Basic gist - a warlord gets reformed by a mystic Tulku to become the invisible crime fighter The Shadow in New York. However, Lamon Cranston's past is set to catch up with him when Shiwan Khan, descendant of the Mongol conqueror and admirer of his old self, arrives to begin ruling the world with a new super weapon: an atomic bomb.
The whole affair just oozes unapologetic 30s style - art deco sets, a jazzy soundtracks with ghostly airs not dissimilar to the radio shows, and a confluence of Oriental mysticism with mad science atmoic age science fiction. Even the dialogue has the wit and speed of an old screwball comedy (such as when Khan asks about Cranston's suits, to which Cranston responds, 'Brooks Bros. You are a barbarian'.)
Indeed, this style carries much of the picture - everything is in place for investment, but Cranston's own redemption arc feels like its missing its mid-section: we have a beginning with him as drug kingpin and warlord Ying Ko, and then his arrival in New York to fight crime. Then stuff happens, and then we get to the end where he is meant to have vanquished all his demons in a mirror hall abttle with Khan - however, that 'stuff' doesn't really seem to meaningfully confront Cranston with his own demons as much as it should. Now in part, this was due to an earthquake that hit during filming, destroying sets for scenes that would've expanded on Cranston's demons. The film runs okay without them, carried by that commitment to homage, but it could've be so much more.

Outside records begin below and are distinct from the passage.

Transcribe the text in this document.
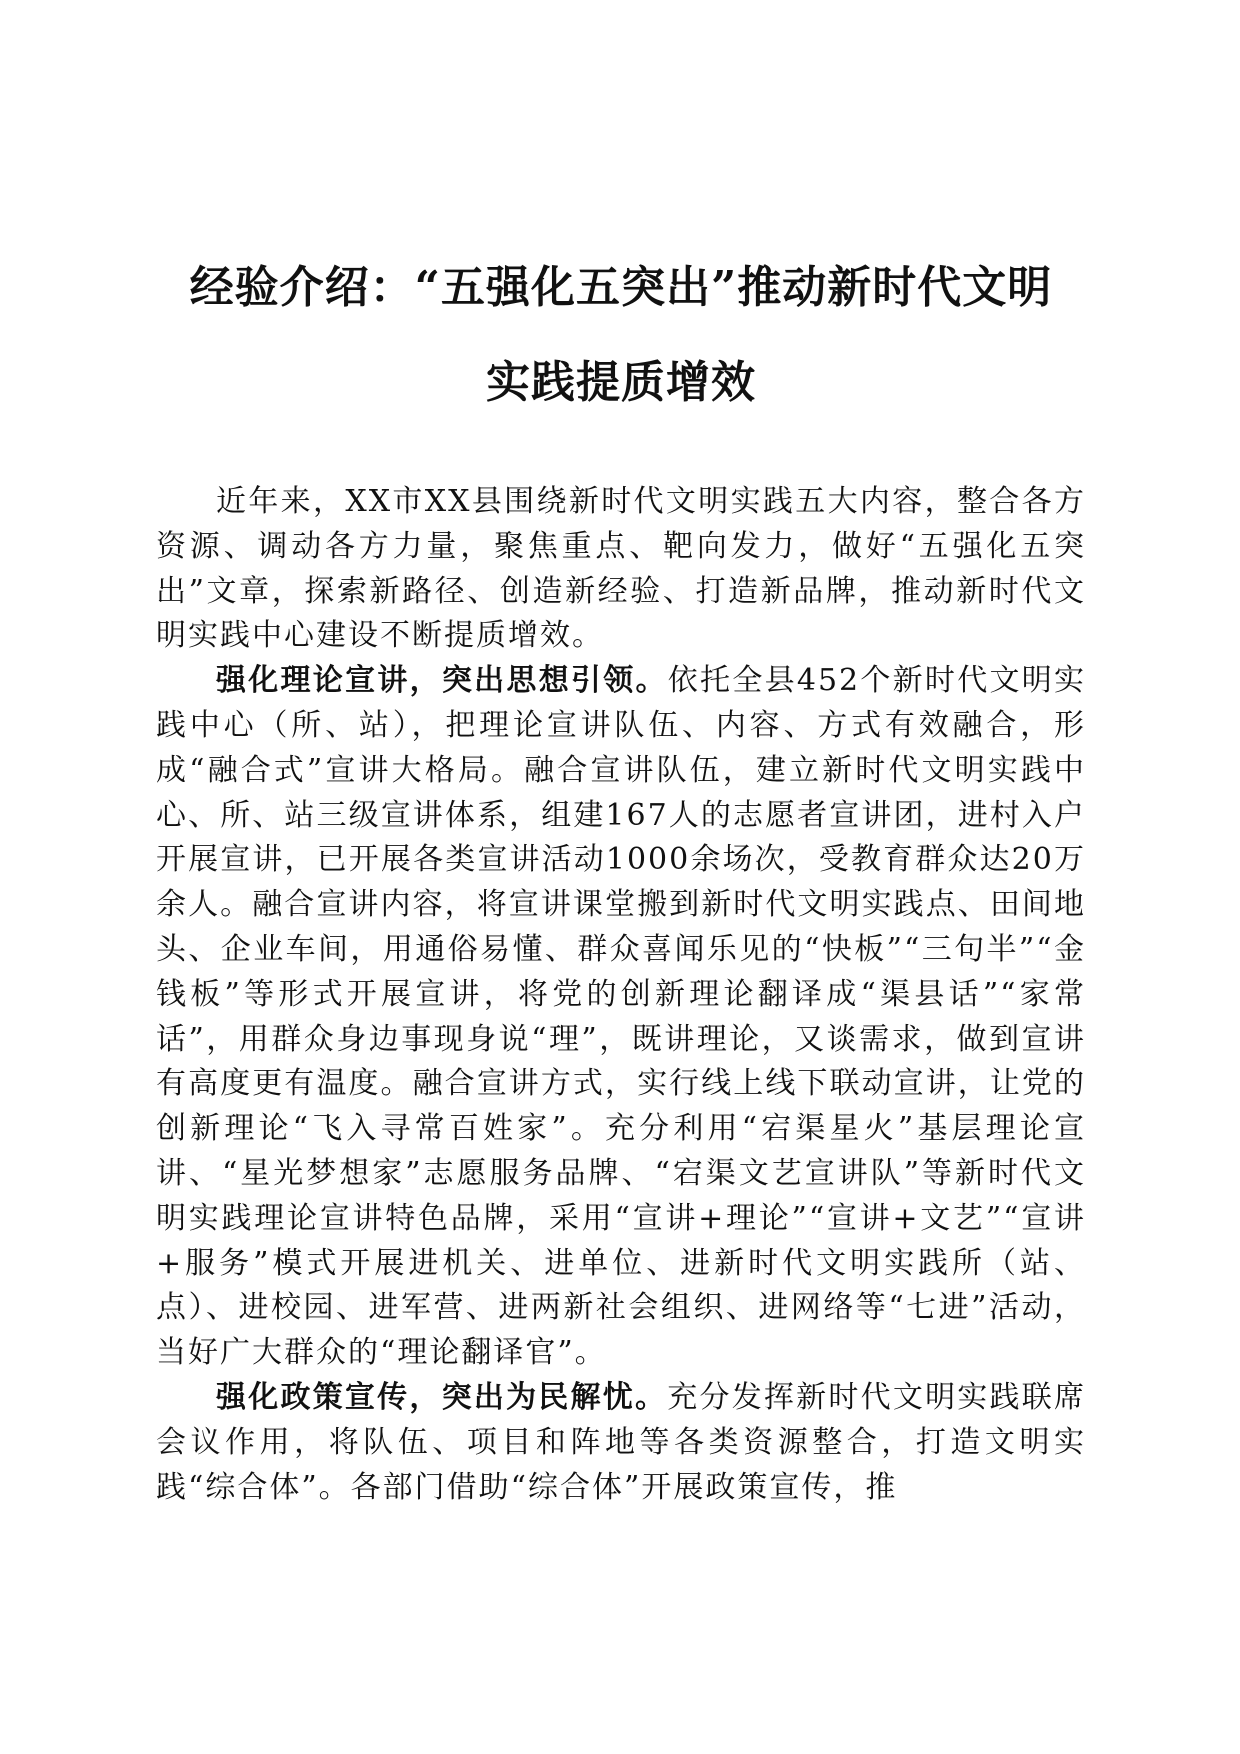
经验介绍：“五强化五突出”推动新时代文明
实践提质增效

近年来，XX市XX县围绕新时代文明实践五大内容，整合各方资源、调动各方力量，聚焦重点、靶向发力，做好“五强化五突出”文章，探索新路径、创造新经验、打造新品牌，推动新时代文明实践中心建设不断提质增效。

强化理论宣讲，突出思想引领。依托全县452个新时代文明实践中心（所、站），把理论宣讲队伍、内容、方式有效融合，形成“融合式”宣讲大格局。融合宣讲队伍，建立新时代文明实践中心、所、站三级宣讲体系，组建167人的志愿者宣讲团，进村入户开展宣讲，已开展各类宣讲活动1000余场次，受教育群众达20万余人。融合宣讲内容，将宣讲课堂搬到新时代文明实践点、田间地头、企业车间，用通俗易懂、群众喜闻乐见的“快板”“三句半”“金钱板”等形式开展宣讲，将党的创新理论翻译成“渠县话”“家常话”，用群众身边事现身说“理”，既讲理论，又谈需求，做到宣讲有高度更有温度。融合宣讲方式，实行线上线下联动宣讲，让党的创新理论“飞入寻常百姓家”。充分利用“宕渠星火”基层理论宣讲、“星光梦想家”志愿服务品牌、“宕渠文艺宣讲队”等新时代文明实践理论宣讲特色品牌，采用“宣讲+理论”“宣讲+文艺”“宣讲+服务”模式开展进机关、进单位、进新时代文明实践所（站、点）、进校园、进军营、进两新社会组织、进网络等“七进”活动，当好广大群众的“理论翻译官”。

强化政策宣传，突出为民解忧。充分发挥新时代文明实践联席会议作用，将队伍、项目和阵地等各类资源整合，打造文明实践“综合体”。各部门借助“综合体”开展政策宣传，推
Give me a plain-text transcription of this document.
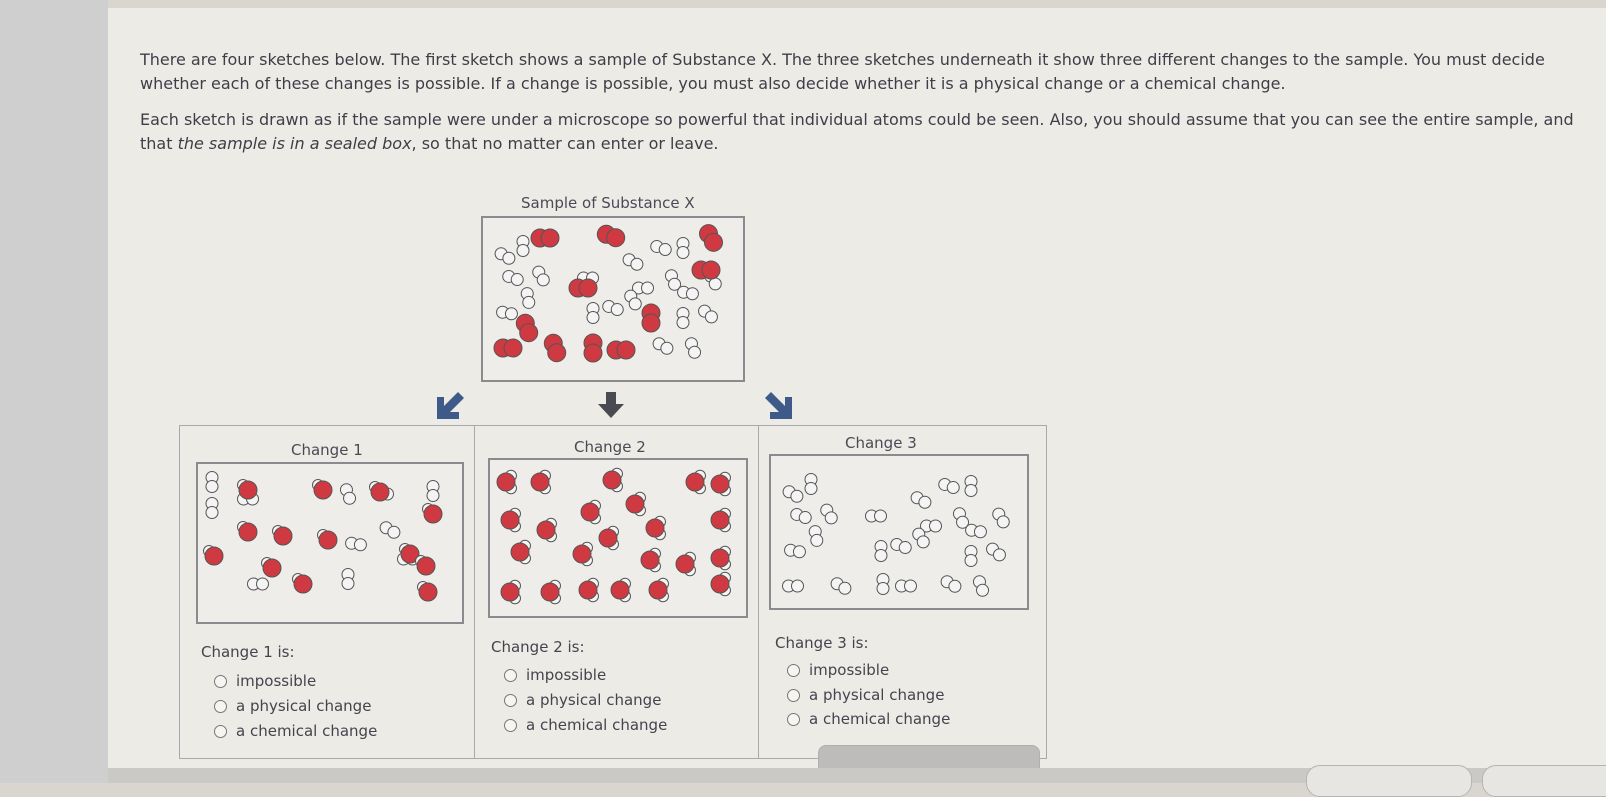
There are four sketches below. The first sketch shows a sample of Substance X. The three sketches underneath it show three different changes to the sample. You must decide whether each of these changes is possible. If a change is possible, you must also decide whether it is a physical change or a chemical change.

Each sketch is drawn as if the sample were under a microscope so powerful that individual atoms could be seen. Also, you should assume that you can see the entire sample, and that the sample is in a sealed box, so that no matter can enter or leave.

Sample of Substance X
Change 1
Change 1 is:
impossible
a physical change
a chemical change
Change 2
Change 2 is:
impossible
a physical change
a chemical change
Change 3
Change 3 is:
impossible
a physical change
a chemical change
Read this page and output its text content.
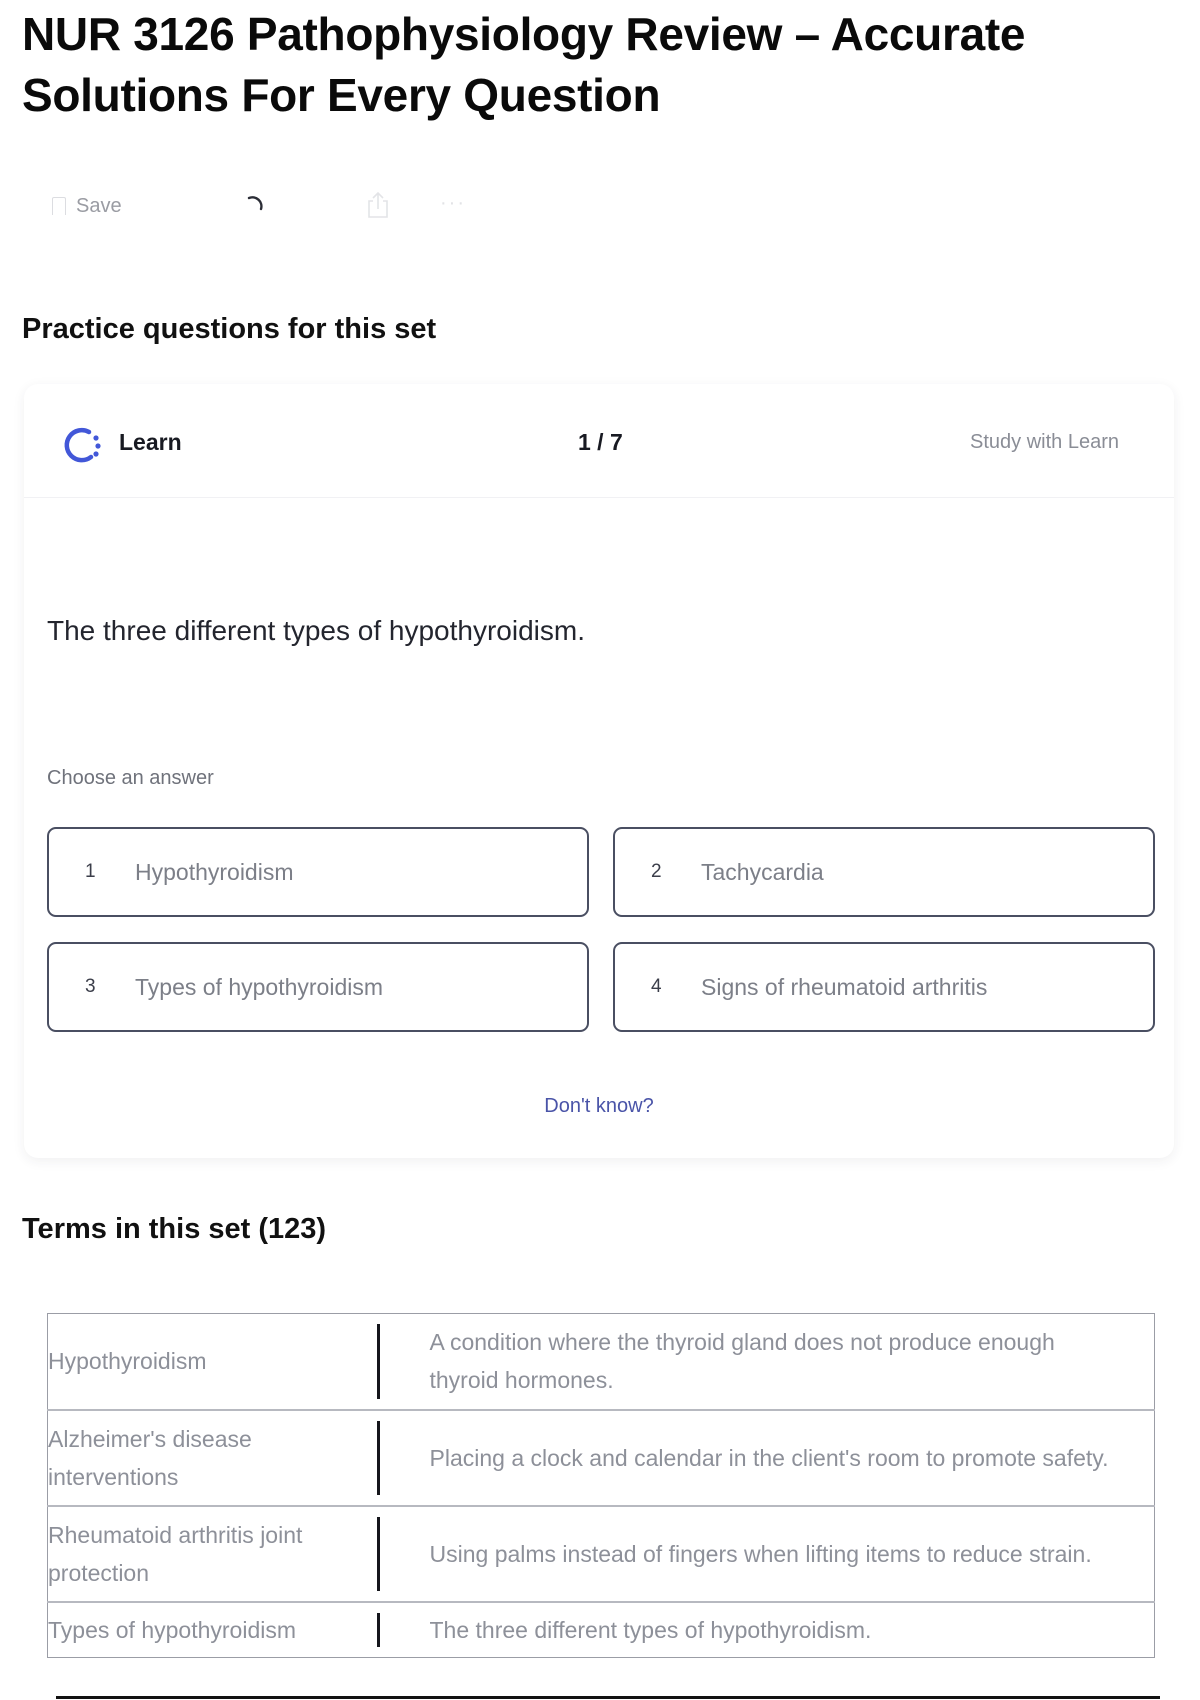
NUR 3126 Pathophysiology Review – Accurate Solutions For Every Question
Save	···
Practice questions for this set
Learn	1 / 7	Study with Learn

The three different types of hypothyroidism.

Choose an answer

1	Hypothyroidism	2	Tachycardia
3	Types of hypothyroidism	4	Signs of rheumatoid arthritis

Don't know?

Terms in this set (123)
Hypothyroidism	A condition where the thyroid gland does not produce enough thyroid hormones.
Alzheimer's disease interventions	Placing a clock and calendar in the client's room to promote safety.
Rheumatoid arthritis joint protection	Using palms instead of fingers when lifting items to reduce strain.
Types of hypothyroidism	The three different types of hypothyroidism.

So now, let's get back to the pitches - I wanted to combine all the notes together and see what I could gleam. The purpose of this was 1) Give myself something dsolid to refine and develop and 2) Give myself a means to discuss these with writer friends and get their two cents on the worth of these concepts. While I feel confident in them, a second opinion never hurts, even at an early stage.
But first, more notes:
- Some possible side characters - how about a champion wrestler, really bone crushed type, who's also a sweet choir teacher?
- The camp/activity centre - mould it after the likes of Kingswood (personal connection there, and not a terribly cheery one). Indeed, maybe make the acitivites somehow tie into concept of sins - personal, or even perhaps the Seven Deadly?
- Mummy - Egyptian queen from Potelemaic era. Go for Cleopatra - potential there for complicated characters with strange morality. Or perhaps a lesser knwon one, like one of the later Berenices or Arsinoes.
- Mustard gas - old-school lethal gas, used in trenches.
- Insults for possible use in future by characters - overgrown woodlouse, horse botherers, kafoingles, chicken ticklers, tub of duck fat.
Confident I had three bases, I decided to reach out to the aforementioned writers and ask their two cents on which was the most distinctive (I intend to do all three, but one will gain top priority and be the focus of this blog series).